BLBG:Cnooc Sales Rise 3.7% as Oil Prices Counter Output Drop
Cnooc Ltd. (883), China’s biggest offshore energy explorer, posted a 3.7 percent gain in quarterly revenue as higher crude prices helped counter lower output as the country’s largest field remained shut after oil spills.
Sales rose to 48.84 billion yuan ($7.7 billion) in the three months ended March 31, the Beijing-based company said in a statement today. Output fell 6.3 percent from a year earlier to 79.8 million barrels of oil equivalent. Cnooc, which gets almost all its income from oil and gas production, doesn’t report first-quarter profit.
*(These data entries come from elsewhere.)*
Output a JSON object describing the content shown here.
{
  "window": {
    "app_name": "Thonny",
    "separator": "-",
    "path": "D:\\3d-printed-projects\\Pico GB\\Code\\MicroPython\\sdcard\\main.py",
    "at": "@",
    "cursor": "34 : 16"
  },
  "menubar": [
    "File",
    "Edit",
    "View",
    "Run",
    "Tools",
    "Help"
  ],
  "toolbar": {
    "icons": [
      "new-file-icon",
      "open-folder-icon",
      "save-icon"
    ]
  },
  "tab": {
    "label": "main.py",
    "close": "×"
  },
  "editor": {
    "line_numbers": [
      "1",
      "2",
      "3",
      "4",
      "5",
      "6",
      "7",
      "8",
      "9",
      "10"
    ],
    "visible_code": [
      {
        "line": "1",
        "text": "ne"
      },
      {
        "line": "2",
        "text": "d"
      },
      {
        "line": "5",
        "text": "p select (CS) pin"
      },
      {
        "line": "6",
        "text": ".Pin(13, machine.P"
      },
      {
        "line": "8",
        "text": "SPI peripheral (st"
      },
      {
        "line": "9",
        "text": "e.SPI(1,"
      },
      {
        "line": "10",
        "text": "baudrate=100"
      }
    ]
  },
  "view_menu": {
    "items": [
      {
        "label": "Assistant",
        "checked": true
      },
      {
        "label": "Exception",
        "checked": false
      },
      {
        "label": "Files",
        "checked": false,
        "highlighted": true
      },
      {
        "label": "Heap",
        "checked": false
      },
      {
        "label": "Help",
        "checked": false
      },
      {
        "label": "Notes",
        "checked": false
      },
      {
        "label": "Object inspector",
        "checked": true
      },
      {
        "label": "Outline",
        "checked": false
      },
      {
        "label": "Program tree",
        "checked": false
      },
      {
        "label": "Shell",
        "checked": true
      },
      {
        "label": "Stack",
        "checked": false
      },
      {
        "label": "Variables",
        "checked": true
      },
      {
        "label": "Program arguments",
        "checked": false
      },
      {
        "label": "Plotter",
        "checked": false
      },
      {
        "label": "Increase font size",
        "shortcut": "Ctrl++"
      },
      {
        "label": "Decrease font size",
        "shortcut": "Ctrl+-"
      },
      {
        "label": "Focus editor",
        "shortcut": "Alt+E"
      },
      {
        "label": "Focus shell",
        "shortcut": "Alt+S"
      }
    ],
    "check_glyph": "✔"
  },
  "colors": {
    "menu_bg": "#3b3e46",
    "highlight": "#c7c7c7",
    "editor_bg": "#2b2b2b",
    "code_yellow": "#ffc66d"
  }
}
Cnooc has forecast a 2.7 percent increase in production this year as it plans to start new fields and resume operations at the Penglai 19-3 field, which were suspended in September. The state-controlled company has bid for about $9 billion of overseas assets in the last two years to diversify reserves, including shale-gas acreages in North America.
“Cnooc will see reasonable organic growth in production if the Penglai oilfield can start by the middle of the year,” said Anna Yu, an analyst at ICBC International Research Ltd. in Hong Kong. “Higher crude prices have cushioned Cnooc’s revenue.”
The explorer’s shares have fallen 20 percent in Hong Kong trading in the past year, outpacing the 14 percent decline in the benchmark Hang Seng Index. (HSI) Cnooc fell 0.3 percent to close at HK$15.96 today. The statement was issued after market close.
Brent oil rose 12 percent to $118.45 a barrel in the first quarter from a year earlier.
Oil Prices
Cnooc realized an average $120.79 from every barrel of oil, about 19 percent higher than a year earlier, according to the statement, while its realized gas price rose 20 percent to $5.88 per thousand cubic feet.
The company lost 62,000 barrels a day after the government ordered the closure of the Penglai 19-3 oilfield. Cnooc owns 51 percent of the oilfield, and operator ConocoPhillips (COP) the rest.
Cnooc was forced to cut its 2011 production goal by as much as 9.3 percent after the field was shut and its $7.1 billion purchase of BP Plc (BP/)’s Argentine unit collapsed in November. The explorer produced 331.8 million barrels of oil equivalent last year and its average realized oil price surged 41 percent to 109.75 a barrel, the company said March 28.
The unit of China National Offshore Oil Corp. targets producing the equivalent of 330 million to 340 million barrels of oil in 2012.
New Fields
Chief Executive Officer Li Fanrong said last month the field would start this year, without giving a time frame.
The energy explorer will start four blocks off the Chinese coast this year, Cnooc said March 28, when it reported 2011 earnings. These are Weizhou 6-9/6-10, Yacheng 13-4, Panyu 4-2/5- 1 and Liuhua 4-1 blocks in the South China Sea.
Cnooc has “made significant progress in exploration,” Li was cited as saying in today’s statement. “These achievements will strongly support our production growth target of 6 percent to 10 percent CAGR (compound annual growth rate) from 2011 to 2015.”
Cnooc made five new discoveries and drilled as many appraisal wells offshore China, it said today. Capital expenditure on exploration, development and production rose 58 percent to 9.64 billion yuan in the quarter.
“The new projects will provide enough output to help Cnooc meet its moderate growth target this year,” ICBC’s Yu said. “Achieving higher growth will hinge on how quickly the Penglai site resumes production.”